Un técnico de sonido con experiencia en actuación, escritura y producción, John Evans, ve en la restauración del emblemático Teatro Egipcio de Netflix, en el famoso bulevar Hollywood, una señal positiva de la compañía.
El Teatro Egipcio, un clásico construido en 1922 y sede del primer estreno mundial –la película «Robin Hood» protagonizada por Douglas Fairbanks–, se encontraba en un estado de deterioro antes de que Netflix adquiriera la propiedad en 2020 y destinara 70 millones de dólares a su renovación.
«Creo que es una buena señal», comentó Evans, añadiendo que el streaming es la forma en que muchos profesionales del cine y la televisión consumen películas y series, al igual que el resto del público.
En los estudios Warner Bros, los turistas se toman selfies frente al set del café Central Perk de «Friends» y pasean junto a las fachadas que simulan edificios de Nueva York o Los Ángeles. Para aquellos que aún trabajan en las oficinas y salas de guionistas, la actividad continúa como de costumbre.
“He vivido siete fusiones”, declaró un productor que trabaja en los estudios Warner Bros mientras desarrollaba un nuevo programa. Explicó que es lamentable perder un estudio, ya que dificulta aún más la producción y venta de programas con un cliente menos. “Pero si haces buen material, haces buen material”.

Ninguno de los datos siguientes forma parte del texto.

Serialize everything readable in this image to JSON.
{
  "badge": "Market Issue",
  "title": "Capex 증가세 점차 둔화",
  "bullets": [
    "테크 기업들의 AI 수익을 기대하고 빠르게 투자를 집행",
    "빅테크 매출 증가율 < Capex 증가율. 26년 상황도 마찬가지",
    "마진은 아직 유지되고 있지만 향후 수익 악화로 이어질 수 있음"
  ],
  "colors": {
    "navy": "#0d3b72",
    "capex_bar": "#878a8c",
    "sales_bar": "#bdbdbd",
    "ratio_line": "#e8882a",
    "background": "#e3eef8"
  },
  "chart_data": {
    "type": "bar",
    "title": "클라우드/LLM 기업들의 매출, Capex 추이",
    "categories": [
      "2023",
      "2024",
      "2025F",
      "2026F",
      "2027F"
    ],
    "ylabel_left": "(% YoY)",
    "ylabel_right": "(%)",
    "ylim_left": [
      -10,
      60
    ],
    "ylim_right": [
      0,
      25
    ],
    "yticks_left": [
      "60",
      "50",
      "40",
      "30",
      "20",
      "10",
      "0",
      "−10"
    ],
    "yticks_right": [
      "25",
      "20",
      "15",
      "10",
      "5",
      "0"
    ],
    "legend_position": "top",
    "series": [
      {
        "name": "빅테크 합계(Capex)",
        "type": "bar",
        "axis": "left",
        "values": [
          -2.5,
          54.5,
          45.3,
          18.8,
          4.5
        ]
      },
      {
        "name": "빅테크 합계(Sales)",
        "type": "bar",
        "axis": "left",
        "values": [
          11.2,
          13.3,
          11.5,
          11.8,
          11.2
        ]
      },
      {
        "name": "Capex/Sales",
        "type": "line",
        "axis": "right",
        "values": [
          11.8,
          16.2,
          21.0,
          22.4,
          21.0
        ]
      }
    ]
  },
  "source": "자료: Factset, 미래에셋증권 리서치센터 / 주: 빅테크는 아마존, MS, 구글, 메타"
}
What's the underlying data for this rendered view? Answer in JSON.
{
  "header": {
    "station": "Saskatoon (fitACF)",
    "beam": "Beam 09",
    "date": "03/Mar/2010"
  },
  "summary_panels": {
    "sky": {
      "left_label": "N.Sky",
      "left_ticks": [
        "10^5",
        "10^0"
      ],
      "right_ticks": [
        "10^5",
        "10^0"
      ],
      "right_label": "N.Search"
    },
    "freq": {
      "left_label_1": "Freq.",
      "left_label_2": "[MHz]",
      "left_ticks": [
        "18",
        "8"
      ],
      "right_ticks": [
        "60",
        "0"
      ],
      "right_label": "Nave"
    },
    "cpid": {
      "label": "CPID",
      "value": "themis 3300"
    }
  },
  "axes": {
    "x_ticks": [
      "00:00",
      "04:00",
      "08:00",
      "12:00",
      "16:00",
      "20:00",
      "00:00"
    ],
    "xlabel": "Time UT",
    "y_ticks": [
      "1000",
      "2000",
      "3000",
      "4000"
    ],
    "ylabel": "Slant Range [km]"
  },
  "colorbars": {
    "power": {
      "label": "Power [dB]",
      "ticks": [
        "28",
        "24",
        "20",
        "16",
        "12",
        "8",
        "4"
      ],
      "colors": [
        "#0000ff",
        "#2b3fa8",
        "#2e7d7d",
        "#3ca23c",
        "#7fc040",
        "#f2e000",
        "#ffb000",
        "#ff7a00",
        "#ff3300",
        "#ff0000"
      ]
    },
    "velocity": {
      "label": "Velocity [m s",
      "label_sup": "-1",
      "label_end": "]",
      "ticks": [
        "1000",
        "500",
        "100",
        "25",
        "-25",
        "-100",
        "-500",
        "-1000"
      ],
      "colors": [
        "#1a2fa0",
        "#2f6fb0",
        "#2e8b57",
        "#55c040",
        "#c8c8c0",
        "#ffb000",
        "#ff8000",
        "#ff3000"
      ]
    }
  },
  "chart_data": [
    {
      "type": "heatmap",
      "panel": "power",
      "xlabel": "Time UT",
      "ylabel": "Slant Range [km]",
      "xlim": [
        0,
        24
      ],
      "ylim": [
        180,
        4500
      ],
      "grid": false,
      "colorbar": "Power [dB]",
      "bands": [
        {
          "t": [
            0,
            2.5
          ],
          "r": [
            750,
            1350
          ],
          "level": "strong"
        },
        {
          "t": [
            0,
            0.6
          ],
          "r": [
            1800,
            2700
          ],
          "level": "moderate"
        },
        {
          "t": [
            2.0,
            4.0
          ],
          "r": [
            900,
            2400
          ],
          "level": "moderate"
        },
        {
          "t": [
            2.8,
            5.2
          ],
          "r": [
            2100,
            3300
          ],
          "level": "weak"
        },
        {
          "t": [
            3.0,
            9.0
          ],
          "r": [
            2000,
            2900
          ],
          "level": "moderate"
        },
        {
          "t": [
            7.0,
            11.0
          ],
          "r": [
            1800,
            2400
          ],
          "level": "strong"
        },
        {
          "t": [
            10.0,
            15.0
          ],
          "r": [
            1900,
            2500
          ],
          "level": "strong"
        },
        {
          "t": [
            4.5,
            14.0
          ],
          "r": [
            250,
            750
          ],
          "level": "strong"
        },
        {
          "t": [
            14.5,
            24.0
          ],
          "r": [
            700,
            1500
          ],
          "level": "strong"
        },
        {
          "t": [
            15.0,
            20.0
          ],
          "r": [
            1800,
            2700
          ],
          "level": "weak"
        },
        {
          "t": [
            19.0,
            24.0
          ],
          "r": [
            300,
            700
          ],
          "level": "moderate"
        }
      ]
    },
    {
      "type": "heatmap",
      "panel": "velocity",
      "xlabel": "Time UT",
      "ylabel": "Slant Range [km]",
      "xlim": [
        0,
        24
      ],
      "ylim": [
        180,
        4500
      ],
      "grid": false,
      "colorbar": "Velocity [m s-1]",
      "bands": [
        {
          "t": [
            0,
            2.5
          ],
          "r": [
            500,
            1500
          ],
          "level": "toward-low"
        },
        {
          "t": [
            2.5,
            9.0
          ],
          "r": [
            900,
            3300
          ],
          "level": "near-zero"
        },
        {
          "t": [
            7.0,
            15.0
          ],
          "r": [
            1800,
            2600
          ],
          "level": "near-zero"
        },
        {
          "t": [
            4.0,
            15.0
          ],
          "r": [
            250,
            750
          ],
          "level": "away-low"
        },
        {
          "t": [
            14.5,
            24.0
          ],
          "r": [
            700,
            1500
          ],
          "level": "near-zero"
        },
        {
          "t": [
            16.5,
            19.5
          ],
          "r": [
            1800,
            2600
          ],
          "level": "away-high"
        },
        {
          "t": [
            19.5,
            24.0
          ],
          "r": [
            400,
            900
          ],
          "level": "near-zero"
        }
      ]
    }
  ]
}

El productor, que pidió permanecer en el anonimato, habló el mismo día en que Paramount Skydance anunció su oferta hostil de adquisición. Afirmó estar demasiado ocupado para preocuparse por la venta, ya que estaba intentando sacar adelante un programa, y no se sorprendería si otro multimillonario o billonario hiciera otra oferta por el estudio antes de que todo esto termine.
«Bromeo con que Elon podría entrar y hacer esto, pero podría hacerlo», dijo refiriéndose al propietario de Tesla y X. «Cuando tienes personas que valen un billón de dólares, no hay reglas».